Jason pushes us off from one of the rocks we found ourselves stuck on as we made our way down the river. Bill Snyder photo
Independence Day dawned clear and warm, the blazing sun a fitting precursor to the fireworks to come that evening. It was a beautiful day, save for the heat, so when some friends invited my boyfriend and I for a canoe trip down the cool waters of the Pigeon River, yes was an easy answer.
I should first make it clear that while I enjoy paddling, I’m not a paddler. Hiking is more my thing—partially because I love it and partially because it’s an activity with a delightfully low barrier to entry. You can spend oodles of cash on fancy, specialized equipment, but you can also just grab the old sneakers and dilapidated backpack lurking in the corners of your closet and be on your way.
Paddling, on the other hand, requires some investment. A boat, obviously. Paddles. Lifejackets. A vehicle capable of hauling all of the above to some riverside destination or another. There’s a bit more complication involved than what I’ve so far been able to find the motivation to overcome.
As a result, paddling is a thing I do when somebody else invites me to go and offers to supply all the necessary equipment. Over the years, I’ve acquired a basic proficiency with steering and maneuvering various canoes and kayaks, but my skill is still far from intuitive.
And also, let’s be honest—spatial relations are not my gift. You know those IQ test questions where they show you a 3D shape and you have to pick a rotated version of the same one? Yeah, I can’t do those. It’s like my brain just won’t bend that way. So while, for instance, I know that to go left I have to paddle to the right of the boat, that knowledge has never become instinctive. I have to think it through every time, meaning that my reaction to whatever’s happening on the water is consistently delayed.
My boyfriend Jason, meanwhile, was apparently laboring under the delusion that I am the reigning expert on all things outdoors, which meant that I ended up starting the trip in the front of the canoe. That made it my job to scout rocks and rapids, decide which route to take when the going got rough and call out steering instructions.
However, whatever illusions Jason may have had regarding my paddling prowess as we began the trip quickly evaporated as the adventure got underway. When you add my aforementioned spatial difficulties to the fact that I’m apparently forgetful about communicating what I’m seeing up front, you have a scenario where more than once the poor guy—who, by the way, is quite gifted when it comes to the spatial stuff—found himself frustrated by our less-than-ideal trajectory toward some minor rapid or another.
“I thought you knew how to paddle?” he said at one point, sounding perplexed.
“I do know how to paddle,” I replied. “But I never said I was good at it.”
Our companions, who this year celebrated their 35th wedding anniversary, couldn’t help but laugh.
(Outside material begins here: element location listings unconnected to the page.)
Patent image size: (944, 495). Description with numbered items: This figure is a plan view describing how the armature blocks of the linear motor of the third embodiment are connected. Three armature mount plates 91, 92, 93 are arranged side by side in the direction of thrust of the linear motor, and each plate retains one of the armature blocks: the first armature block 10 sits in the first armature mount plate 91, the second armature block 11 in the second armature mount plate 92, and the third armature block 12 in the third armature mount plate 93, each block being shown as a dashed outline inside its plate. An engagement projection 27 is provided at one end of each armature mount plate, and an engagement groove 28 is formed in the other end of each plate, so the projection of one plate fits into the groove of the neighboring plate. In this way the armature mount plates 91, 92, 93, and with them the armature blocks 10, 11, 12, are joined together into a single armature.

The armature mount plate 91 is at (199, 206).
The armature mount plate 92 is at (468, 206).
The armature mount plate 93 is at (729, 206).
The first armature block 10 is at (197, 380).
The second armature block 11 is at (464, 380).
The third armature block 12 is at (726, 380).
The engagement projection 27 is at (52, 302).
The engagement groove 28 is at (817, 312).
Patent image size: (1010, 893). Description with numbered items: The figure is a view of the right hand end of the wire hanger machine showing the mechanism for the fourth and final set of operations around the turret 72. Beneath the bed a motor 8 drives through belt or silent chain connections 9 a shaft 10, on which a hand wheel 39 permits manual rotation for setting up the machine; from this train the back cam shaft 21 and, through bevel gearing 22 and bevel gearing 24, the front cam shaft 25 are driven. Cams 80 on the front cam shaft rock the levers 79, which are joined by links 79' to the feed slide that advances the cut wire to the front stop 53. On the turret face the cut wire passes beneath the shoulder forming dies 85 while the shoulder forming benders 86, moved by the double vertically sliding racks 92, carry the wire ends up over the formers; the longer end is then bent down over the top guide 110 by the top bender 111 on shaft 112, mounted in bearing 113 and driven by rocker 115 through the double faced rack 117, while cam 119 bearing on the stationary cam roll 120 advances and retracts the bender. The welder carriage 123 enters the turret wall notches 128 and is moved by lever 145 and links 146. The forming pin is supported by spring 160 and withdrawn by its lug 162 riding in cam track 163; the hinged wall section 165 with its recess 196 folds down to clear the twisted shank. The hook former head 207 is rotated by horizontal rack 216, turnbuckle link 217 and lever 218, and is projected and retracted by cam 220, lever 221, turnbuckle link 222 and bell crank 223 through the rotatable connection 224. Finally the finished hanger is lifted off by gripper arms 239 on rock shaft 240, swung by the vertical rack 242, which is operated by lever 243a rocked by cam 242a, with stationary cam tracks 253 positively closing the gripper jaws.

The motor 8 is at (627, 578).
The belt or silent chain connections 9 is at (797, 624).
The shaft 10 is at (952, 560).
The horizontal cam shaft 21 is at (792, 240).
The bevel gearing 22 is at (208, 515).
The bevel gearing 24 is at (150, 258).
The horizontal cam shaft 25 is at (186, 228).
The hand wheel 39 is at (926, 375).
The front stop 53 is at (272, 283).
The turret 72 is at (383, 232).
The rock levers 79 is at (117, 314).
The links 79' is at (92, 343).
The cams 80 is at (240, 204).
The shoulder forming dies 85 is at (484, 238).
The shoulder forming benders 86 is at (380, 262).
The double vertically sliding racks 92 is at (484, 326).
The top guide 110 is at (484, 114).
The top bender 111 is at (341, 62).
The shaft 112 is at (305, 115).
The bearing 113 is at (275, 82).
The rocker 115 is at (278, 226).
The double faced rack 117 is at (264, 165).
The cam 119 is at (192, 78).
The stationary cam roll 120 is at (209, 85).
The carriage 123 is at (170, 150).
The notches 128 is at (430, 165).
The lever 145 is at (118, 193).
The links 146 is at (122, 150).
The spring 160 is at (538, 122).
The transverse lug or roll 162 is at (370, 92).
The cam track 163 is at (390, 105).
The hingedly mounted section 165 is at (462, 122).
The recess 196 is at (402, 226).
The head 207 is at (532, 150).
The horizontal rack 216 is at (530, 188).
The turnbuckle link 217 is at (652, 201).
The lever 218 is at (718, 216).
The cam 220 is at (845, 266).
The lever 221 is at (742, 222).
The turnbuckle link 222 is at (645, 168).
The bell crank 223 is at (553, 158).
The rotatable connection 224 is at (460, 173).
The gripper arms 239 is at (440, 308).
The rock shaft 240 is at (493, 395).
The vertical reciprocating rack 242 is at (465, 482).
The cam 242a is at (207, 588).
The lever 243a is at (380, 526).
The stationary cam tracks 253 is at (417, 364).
“It’s a test,” they said. “If you can paddle together without breaking up, then it’s probably meant to be.”
Depending on how tightly you define “paddle a canoe,” it seems we had success. Sure, on more than one occasion we found ourselves stuck on a rock lurking just below the surface of the water, sometimes having to actually exit the boat to get free. And, yes, we did once have to turn the entire canoe upside down to drain it after it tanked down from one of the rapids with enough force that water poured in to fill it from the sides.
But to be honest, all that cold water felt pretty good on what was really a baking-hot kind of day. I’d say that spending an afternoon on the water, exploring some of the natural beauty that makes this great country so great, is a passable way to spend any Independence Day. When said exploration ends with a canoe takeout at BearWaters Brewing, where delicious beer and juicy burgers offer the perfect exclamation point to the day, it ceases to be passable and becomes perfection.
Oh, and by the way, it appears our friends were right about that whole if-you-can-paddle-a-canoe-it’s-meant-to-be thing—as I write this, Jason is no longer my boyfriend. He’s my husband.